In order to encourage the policyholder to open an e-insurance accounts for the purpose of digitising their motor insurance policy, the insurance regulator has waived off the know-your-customer (KYC) requirement at the time of opening an e-insurance account. And since KYC is not mandatory while taking a motor insurance policy, this check will be exempt from e-insurance accounts for the purpose of holding electronic motor insurance policies as well. “However, if other policies are to be held through eIA (e-insurance account), KYC would be necessary,” stated the handbook on e-Vahan issued by Irdai. You can read the entire handbook at www.irdai.org.in.
However, as Telangana is the only state to have accepted the digital motor policy so far, those in other states will still need to carry a print out of their policy as the traffic cop may insist on a physical document as a digital policy won’t be applicable.
Benefits of digital policy
The obvious benefit of a digital motor insurance policy is convenience. For the authorities, too, it is a win-win situation, as it ensures greater compliance—the QR code allows authorities to inspect and verify the policies. For the policyholders, there is added advantage of cost saving. However, cost saving may not translate into lower third-party insurance premiums as the premiums are tariffed and decided by the regulator ever year. But the own damage component of your motor insurance policy is decided by the insurer and as insurers save on costs, some of that savings may pass on to you.
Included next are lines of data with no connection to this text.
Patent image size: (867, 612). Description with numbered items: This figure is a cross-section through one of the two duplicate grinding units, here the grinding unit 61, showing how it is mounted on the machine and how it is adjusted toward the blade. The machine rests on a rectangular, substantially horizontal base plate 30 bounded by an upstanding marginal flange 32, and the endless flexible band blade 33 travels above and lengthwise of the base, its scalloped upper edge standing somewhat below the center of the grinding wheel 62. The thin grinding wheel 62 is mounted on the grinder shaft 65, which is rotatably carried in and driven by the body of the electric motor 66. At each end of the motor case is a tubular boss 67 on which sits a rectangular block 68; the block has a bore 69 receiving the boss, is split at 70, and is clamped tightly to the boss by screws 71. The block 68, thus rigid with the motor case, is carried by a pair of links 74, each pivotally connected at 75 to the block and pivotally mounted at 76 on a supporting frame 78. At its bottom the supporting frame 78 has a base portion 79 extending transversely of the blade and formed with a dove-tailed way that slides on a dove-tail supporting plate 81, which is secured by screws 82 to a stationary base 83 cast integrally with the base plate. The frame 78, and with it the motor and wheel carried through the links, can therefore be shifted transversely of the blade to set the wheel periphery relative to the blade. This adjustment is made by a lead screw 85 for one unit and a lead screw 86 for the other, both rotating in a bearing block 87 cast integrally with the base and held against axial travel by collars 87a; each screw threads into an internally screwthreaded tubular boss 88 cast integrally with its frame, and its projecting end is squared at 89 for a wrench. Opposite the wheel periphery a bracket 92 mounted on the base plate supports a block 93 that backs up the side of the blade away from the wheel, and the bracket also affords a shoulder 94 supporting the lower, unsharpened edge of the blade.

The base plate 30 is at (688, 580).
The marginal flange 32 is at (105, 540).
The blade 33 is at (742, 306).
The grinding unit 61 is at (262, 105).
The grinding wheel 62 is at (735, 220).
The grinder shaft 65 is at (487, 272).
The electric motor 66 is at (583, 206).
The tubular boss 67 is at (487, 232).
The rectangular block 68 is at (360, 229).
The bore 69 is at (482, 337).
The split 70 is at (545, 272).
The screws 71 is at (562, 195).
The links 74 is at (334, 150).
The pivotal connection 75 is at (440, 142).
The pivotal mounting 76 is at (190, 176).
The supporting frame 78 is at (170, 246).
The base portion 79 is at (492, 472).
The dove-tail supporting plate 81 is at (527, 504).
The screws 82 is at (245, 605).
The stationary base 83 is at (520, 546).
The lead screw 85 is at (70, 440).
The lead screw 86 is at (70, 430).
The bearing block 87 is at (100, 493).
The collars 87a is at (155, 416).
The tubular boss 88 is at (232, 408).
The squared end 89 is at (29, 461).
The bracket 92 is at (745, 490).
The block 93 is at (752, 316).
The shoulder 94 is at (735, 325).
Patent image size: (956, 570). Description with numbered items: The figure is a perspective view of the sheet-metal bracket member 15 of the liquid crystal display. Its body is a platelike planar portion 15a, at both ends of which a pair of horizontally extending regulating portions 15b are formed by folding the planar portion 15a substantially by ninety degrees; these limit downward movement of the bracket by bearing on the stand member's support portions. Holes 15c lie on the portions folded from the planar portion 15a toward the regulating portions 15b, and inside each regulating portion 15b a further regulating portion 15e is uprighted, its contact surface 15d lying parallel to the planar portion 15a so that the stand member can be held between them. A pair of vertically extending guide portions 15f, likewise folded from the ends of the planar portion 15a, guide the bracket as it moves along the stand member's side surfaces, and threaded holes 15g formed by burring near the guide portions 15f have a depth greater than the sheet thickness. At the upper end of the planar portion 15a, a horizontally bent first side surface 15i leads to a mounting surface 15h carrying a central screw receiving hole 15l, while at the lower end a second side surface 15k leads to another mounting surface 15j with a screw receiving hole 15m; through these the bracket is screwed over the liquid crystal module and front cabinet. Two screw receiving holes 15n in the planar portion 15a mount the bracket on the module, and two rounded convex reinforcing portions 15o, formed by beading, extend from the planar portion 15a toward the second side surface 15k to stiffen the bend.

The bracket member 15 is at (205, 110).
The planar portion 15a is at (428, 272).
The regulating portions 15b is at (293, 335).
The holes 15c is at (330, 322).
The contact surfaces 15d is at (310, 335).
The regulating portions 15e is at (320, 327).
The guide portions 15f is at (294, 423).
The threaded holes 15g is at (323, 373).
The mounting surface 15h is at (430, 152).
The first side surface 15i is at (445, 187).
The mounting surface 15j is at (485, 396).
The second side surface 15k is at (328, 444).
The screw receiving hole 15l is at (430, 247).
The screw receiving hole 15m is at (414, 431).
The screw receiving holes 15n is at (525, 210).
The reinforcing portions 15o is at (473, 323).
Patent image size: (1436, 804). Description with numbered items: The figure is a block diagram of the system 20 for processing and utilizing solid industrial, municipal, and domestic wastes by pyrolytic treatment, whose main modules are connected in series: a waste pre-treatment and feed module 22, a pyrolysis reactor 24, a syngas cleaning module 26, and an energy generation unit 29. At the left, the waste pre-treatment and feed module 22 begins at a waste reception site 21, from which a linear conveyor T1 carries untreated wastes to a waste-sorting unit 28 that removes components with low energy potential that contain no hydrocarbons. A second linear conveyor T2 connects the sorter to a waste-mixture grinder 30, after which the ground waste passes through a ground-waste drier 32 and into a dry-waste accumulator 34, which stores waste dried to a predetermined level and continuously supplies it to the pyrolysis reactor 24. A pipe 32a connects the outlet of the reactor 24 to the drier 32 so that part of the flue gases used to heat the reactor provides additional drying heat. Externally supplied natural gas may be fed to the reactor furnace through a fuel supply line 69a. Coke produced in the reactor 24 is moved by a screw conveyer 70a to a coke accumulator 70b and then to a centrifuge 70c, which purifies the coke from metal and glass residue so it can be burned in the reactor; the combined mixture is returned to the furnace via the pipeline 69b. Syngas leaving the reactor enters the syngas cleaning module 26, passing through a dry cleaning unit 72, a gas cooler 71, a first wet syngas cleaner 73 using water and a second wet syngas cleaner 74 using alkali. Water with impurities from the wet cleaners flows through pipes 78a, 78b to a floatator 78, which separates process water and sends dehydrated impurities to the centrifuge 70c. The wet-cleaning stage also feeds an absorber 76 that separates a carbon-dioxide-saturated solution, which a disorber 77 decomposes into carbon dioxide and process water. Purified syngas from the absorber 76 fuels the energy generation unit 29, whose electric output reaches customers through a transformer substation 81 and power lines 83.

“We may not see cost savings immediately as insurers still need to send physical copies of the insurance if not issued through the repository. But eventually as digital policies become the norm and physical ones are done away with, there will be cost savings, and insurers and policyholders will benefit,” said K.G. Krishnamoorthy Rao, managing director and chief executive office, Future Generali India Insurance Co. Ltd.
So, even if you may not benefit immediately as the traffic cops in your area may insist on seeing physical papers, digital policies are here to stay and be accepted. Very soon you will just need to pull out your cell phone and show the policy document.